2) The Argos made some plays on special teams but are still struggling to get consistent yardage on their returns. Is this going to be a problem going forward?

TG: Special teams rarely gets the attention it deserves as a legitimate third of the pro game. Teams that neglect that it often end up paying the price. With an offence that has trouble putting together drives having good field position on returns is a must. Sadly the Argos best returner, Larry Taylor, was released weeks ago and no one on the current roster has stepped up in his stead.

KB: We’ve seen a disproportionate number of great returns this season which makes it easier to see when teams are struggling in that regard.
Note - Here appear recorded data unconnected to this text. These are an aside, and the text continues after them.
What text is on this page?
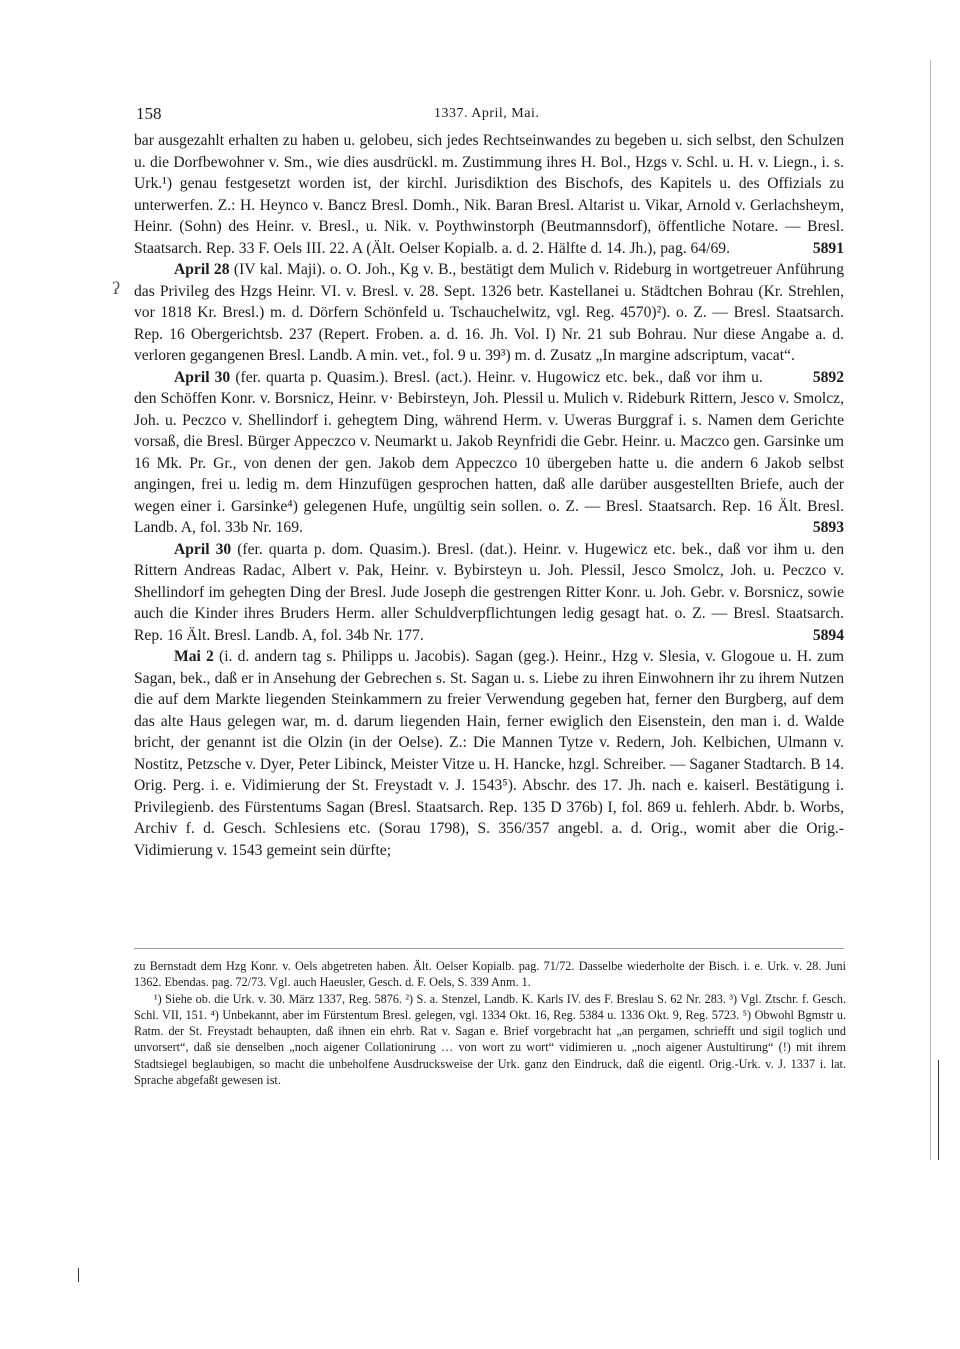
158	1337. April, Mai.
ʔ

bar ausgezahlt erhalten zu haben u. gelobeu, sich jedes Rechtseinwandes zu begeben u. sich selbst, den Schulzen u. die Dorfbewohner v. Sm., wie dies ausdrückl. m. Zustimmung ihres H. Bol., Hzgs v. Schl. u. H. v. Liegn., i. s. Urk.¹) genau festgesetzt worden ist, der kirchl. Jurisdiktion des Bischofs, des Kapitels u. des Offizials zu unterwerfen. Z.: H. Heynco v. Bancz Bresl. Domh., Nik. Baran Bresl. Altarist u. Vikar, Arnold v. Gerlachsheym, Heinr. (Sohn) des Heinr. v. Bresl., u. Nik. v. Poythwinstorph (Beutmannsdorf), öffentliche Notare. — Bresl. Staatsarch. Rep. 33 F. Oels III. 22. A (Ält. Oelser Kopialb. a. d. 2. Hälfte d. 14. Jh.), pag. 64/69.	5891

April 28 (IV kal. Maji). o. O. Joh., Kg v. B., bestätigt dem Mulich v. Rideburg in wortgetreuer Anführung das Privileg des Hzgs Heinr. VI. v. Bresl. v. 28. Sept. 1326 betr. Kastellanei u. Städtchen Bohrau (Kr. Strehlen, vor 1818 Kr. Bresl.) m. d. Dörfern Schönfeld u. Tschauchelwitz, vgl. Reg. 4570)²). o. Z. — Bresl. Staatsarch. Rep. 16 Obergerichtsb. 237 (Repert. Froben. a. d. 16. Jh. Vol. I) Nr. 21 sub Bohrau. Nur diese Angabe a. d. verloren gegangenen Bresl. Landb. A min. vet., fol. 9 u. 39³) m. d. Zusatz „In margine adscriptum, vacat“.
5892

April 30 (fer. quarta p. Quasim.). Bresl. (act.). Heinr. v. Hugowicz etc. bek., daß vor ihm u. den Schöffen Konr. v. Borsnicz, Heinr. v· Bebirsteyn, Joh. Plessil u. Mulich v. Rideburk Rittern, Jesco v. Smolcz, Joh. u. Peczco v. Shellindorf i. gehegtem Ding, während Herm. v. Uweras Burggraf i. s. Namen dem Gerichte vorsaß, die Bresl. Bürger Appeczco v. Neumarkt u. Jakob Reynfridi die Gebr. Heinr. u. Maczco gen. Garsinke um 16 Mk. Pr. Gr., von denen der gen. Jakob dem Appeczco 10 übergeben hatte u. die andern 6 Jakob selbst angingen, frei u. ledig m. dem Hinzufügen gesprochen hatten, daß alle darüber ausgestellten Briefe, auch der wegen einer i. Garsinke⁴) gelegenen Hufe, ungültig sein sollen. o. Z. — Bresl. Staatsarch. Rep. 16 Ält. Bresl. Landb. A, fol. 33b Nr. 169.	5893

April 30 (fer. quarta p. dom. Quasim.). Bresl. (dat.). Heinr. v. Hugewicz etc. bek., daß vor ihm u. den Rittern Andreas Radac, Albert v. Pak, Heinr. v. Bybirsteyn u. Joh. Plessil, Jesco Smolcz, Joh. u. Peczco v. Shellindorf im gehegten Ding der Bresl. Jude Joseph die gestrengen Ritter Konr. u. Joh. Gebr. v. Borsnicz, sowie auch die Kinder ihres Bruders Herm. aller Schuldverpflichtungen ledig gesagt hat. o. Z. — Bresl. Staatsarch. Rep. 16 Ält. Bresl. Landb. A, fol. 34b Nr. 177.	5894

Mai 2 (i. d. andern tag s. Philipps u. Jacobis). Sagan (geg.). Heinr., Hzg v. Slesia, v. Glogoue u. H. zum Sagan, bek., daß er in Ansehung der Gebrechen s. St. Sagan u. s. Liebe zu ihren Einwohnern ihr zu ihrem Nutzen die auf dem Markte liegenden Steinkammern zu freier Verwendung gegeben hat, ferner den Burgberg, auf dem das alte Haus gelegen war, m. d. darum liegenden Hain, ferner ewiglich den Eisenstein, den man i. d. Walde bricht, der genannt ist die Olzin (in der Oelse). Z.: Die Mannen Tytze v. Redern, Joh. Kelbichen, Ulmann v. Nostitz, Petzsche v. Dyer, Peter Libinck, Meister Vitze u. H. Hancke, hzgl. Schreiber. — Saganer Stadtarch. B 14. Orig. Perg. i. e. Vidimierung der St. Freystadt v. J. 1543⁵). Abschr. des 17. Jh. nach e. kaiserl. Bestätigung i. Privilegienb. des Fürstentums Sagan (Bresl. Staatsarch. Rep. 135 D 376b) I, fol. 869 u. fehlerh. Abdr. b. Worbs, Archiv f. d. Gesch. Schlesiens etc. (Sorau 1798), S. 356/357 angebl. a. d. Orig., womit aber die Orig.-Vidimierung v. 1543 gemeint sein dürfte;

zu Bernstadt dem Hzg Konr. v. Oels abgetreten haben. Ält. Oelser Kopialb. pag. 71/72. Dasselbe wiederholte der Bisch. i. e. Urk. v. 28. Juni 1362. Ebendas. pag. 72/73. Vgl. auch Haeusler, Gesch. d. F. Oels, S. 339 Anm. 1.

¹) Siehe ob. die Urk. v. 30. März 1337, Reg. 5876. ²) S. a. Stenzel, Landb. K. Karls IV. des F. Breslau S. 62 Nr. 283. ³) Vgl. Ztschr. f. Gesch. Schl. VII, 151. ⁴) Unbekannt, aber im Fürstentum Bresl. gelegen, vgl. 1334 Okt. 16, Reg. 5384 u. 1336 Okt. 9, Reg. 5723. ⁵) Obwohl Bgmstr u. Ratm. der St. Freystadt behaupten, daß ihnen ein ehrb. Rat v. Sagan e. Brief vorgebracht hat „an pergamen, schriefft und sigil toglich und unvorsert“, daß sie denselben „noch aigener Collationirung … von wort zu wort“ vidimieren u. „noch aigener Austultirung“ (!) mit ihrem Stadtsiegel beglaubigen, so macht die unbeholfene Ausdrucksweise der Urk. ganz den Eindruck, daß die eigentl. Orig.-Urk. v. J. 1337 i. lat. Sprache abgefaßt gewesen ist.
The Argos are a fast team in their receiving corps, offensive backfield, and defensive backfield so the talent for big returns is certainly there. Toronto does take an inordinate amount of penalties on returns which indicates poor preparation and is a big reason the unit is struggling.

3) Despite the loss the Argos are still within striking distance of first place in the East. Where do you see Toronto finishing this season?

TG: It all hinges on the return of Ray and whether or not he will be hampered when he does. The Argos boast a solid defence, plenty of offensive weapons, and one of the better coaching staffs in the league. What Toronto needs is a reliable game manager to keep the gears turning on offence. If the team can get that from Ray when he comes back, second place in the division isn’t out of the question.

KB: It should be safe to say that Ray will be less effective when he returns. If the Argos aspire to finish first they’ll simply have to come together as a group. All the cliches about “playing as a team“, and “support the man next to you” will certainly be used by the coaching staff to try and propel the team to first regardless of who is throwing the ball.

Top Performer

TG: On a night where most of the team disappointed it was Brandon Isaac whose performance merits attention. Isaac had an early sack and flew around the field making plays wherever he could. The linebacker finished with 9 tackles and certainly did his best to keep the game close until the fourth quarter surge by Ottawa.

KB:The nod goes to Lirim Hajrullahu. Hajrullahu scored six big points and took a nasty knock  on a punt and just got back up. The rebounding kicker kept the Argos in the game but also watched as his team failed to convert in several crucial third-down conversions. If the coach doesn’t trust his punter and defence enough that he has to attempt multiple third down attempts, he has already lost.